My friend's eight year old granddaughter just passed away. She had never been diagnosed with diabetes. They thought she had a virus, took her to a local Emergency Room (ER). She had been having headaches, throwing up, just not feeling good, but was drinking a lot of fluids. When she got to the ER, they started fluids for dehydration and had the mother sign a form that stated that pushing fluids could possible cause swelling, no other explanations. Tests cam back showing her blood sugar level was 500 mg/dl [27.8 mmol/L]. The fluids were already being administered and she started having extreme headaches, holding her head and crying to her mother that her head hurt so bad. Long story shortened, the fluids went to her brain and caused swelling. They airlifted her to Children's Hospital in Birmingham, Alabama, but it was too late, When they did the CAT scan on her, there were no brain waves. This was a child that had no prior problems, was very active in cheerleading, gymnastics, softball, etc. I know NOTHING will bring this child back to these grieving parents, but they have another daughter who is four years old. Today is the first day after the funeral and they will be taking her to be checked. What could we have looked for? How could we have known? What do we tell other parents to be aware of? These wonderful parents of these two little girls didn't know she had diabetes and it had never shown up on any test at any doctor office visits.


Deepest, deepest thoughts on the loss of your friends’ grandchild. An important point for other families reading this message is that of the need of deep respect for diabetic ketoacidosis (DKA).

Indeed, based on your description, it seems the little girl had a serious consequence of poorly controlled and rapidly worsening, and fulminant diabetes called DKA. The family may wish to review the Symptoms of Diabetes on this web site to reflect on what they think they may have overlooked in the days and weeks leading up to the development of DKA, and thus allow them to be on the lookout for similar symptoms.

With higher and higher blood sugars, there is increased urination to help excrete the extra sugar. This increased urination leads to degrees of dehydration, sometimes severe. Typically, there is increased thirst to help overcome the dehydration. Unfortunately, most of the time, people will say “Of course they are urinating more; look how much they’re drinking!” But, in diabetes, the thirst is to compensate for the urination. But, the higher sugar levels in the blood also eventually lead to a process whereby the body produces a series of chemicals (called ketones and acids). When these accumulate, they can change the level of consciousness, cause headaches, nausea, vomiting and other non-specific symptoms that can look like “the flu.” But, the flu commonly is associated with fever. DKA typically does not have fever. It typically is associated with change in breathing patterns, and brain swelling.

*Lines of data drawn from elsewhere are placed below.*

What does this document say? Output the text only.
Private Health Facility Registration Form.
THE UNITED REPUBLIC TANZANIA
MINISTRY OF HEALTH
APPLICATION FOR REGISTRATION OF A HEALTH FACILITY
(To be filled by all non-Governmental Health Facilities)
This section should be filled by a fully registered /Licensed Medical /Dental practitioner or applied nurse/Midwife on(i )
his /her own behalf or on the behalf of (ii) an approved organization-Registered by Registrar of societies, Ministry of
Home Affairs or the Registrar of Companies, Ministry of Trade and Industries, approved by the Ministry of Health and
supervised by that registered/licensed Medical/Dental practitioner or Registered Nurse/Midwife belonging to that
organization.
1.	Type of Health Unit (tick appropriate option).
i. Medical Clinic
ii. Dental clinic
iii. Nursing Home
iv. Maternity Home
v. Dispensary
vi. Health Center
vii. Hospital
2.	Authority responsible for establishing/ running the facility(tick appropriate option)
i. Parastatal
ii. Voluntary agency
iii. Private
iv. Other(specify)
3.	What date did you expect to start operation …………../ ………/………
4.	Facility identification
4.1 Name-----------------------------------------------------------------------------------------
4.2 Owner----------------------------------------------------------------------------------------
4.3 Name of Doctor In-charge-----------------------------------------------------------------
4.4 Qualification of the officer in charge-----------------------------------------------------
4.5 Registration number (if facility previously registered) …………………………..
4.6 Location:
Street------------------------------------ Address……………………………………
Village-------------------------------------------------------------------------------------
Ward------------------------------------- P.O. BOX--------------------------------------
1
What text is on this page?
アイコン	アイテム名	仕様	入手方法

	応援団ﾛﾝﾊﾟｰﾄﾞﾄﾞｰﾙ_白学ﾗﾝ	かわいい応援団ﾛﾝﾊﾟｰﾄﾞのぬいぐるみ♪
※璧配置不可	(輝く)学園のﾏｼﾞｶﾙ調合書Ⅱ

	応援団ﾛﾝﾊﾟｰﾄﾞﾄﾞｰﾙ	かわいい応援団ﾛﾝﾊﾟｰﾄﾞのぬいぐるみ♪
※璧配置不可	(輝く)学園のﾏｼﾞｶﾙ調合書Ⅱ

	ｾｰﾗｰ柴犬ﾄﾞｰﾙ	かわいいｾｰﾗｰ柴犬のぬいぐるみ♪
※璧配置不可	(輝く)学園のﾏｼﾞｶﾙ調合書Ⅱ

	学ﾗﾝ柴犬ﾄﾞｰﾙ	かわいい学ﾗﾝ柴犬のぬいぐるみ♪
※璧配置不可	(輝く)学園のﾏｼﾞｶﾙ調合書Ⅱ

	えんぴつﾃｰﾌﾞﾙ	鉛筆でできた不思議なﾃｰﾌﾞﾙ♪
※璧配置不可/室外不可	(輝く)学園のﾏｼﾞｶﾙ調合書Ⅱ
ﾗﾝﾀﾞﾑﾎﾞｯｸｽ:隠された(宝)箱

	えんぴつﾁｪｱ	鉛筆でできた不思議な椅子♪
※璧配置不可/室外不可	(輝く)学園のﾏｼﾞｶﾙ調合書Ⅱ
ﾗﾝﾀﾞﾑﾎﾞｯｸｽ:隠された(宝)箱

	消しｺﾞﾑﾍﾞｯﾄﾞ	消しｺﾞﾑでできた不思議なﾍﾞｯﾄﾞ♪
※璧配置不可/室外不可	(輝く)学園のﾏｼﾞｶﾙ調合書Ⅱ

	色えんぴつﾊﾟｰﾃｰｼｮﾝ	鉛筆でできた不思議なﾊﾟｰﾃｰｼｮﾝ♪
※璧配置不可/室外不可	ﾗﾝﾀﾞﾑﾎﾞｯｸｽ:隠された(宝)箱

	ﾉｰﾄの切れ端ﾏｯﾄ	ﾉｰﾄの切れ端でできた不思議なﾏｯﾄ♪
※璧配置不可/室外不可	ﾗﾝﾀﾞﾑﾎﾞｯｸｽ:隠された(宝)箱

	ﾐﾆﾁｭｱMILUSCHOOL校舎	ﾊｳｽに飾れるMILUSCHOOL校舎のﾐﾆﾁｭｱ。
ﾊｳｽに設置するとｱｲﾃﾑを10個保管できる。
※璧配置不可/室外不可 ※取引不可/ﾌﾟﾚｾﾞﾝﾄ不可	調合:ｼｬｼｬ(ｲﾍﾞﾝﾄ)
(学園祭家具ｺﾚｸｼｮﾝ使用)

The treatment for DKA first must focus on the rehydration to get the blood flowing well to all the most important organs. But, there is the hitch: rapid correction or too much fluid increases the risk of brain swelling which, as tragic as you’ve seen, can be fatal.

Perhaps your friends need to have a sit-down discussion with their family doctor in a few weeks to ventilate, review, and perhaps review the autopsy, which I hope was done so as to exclude no unexpected issues.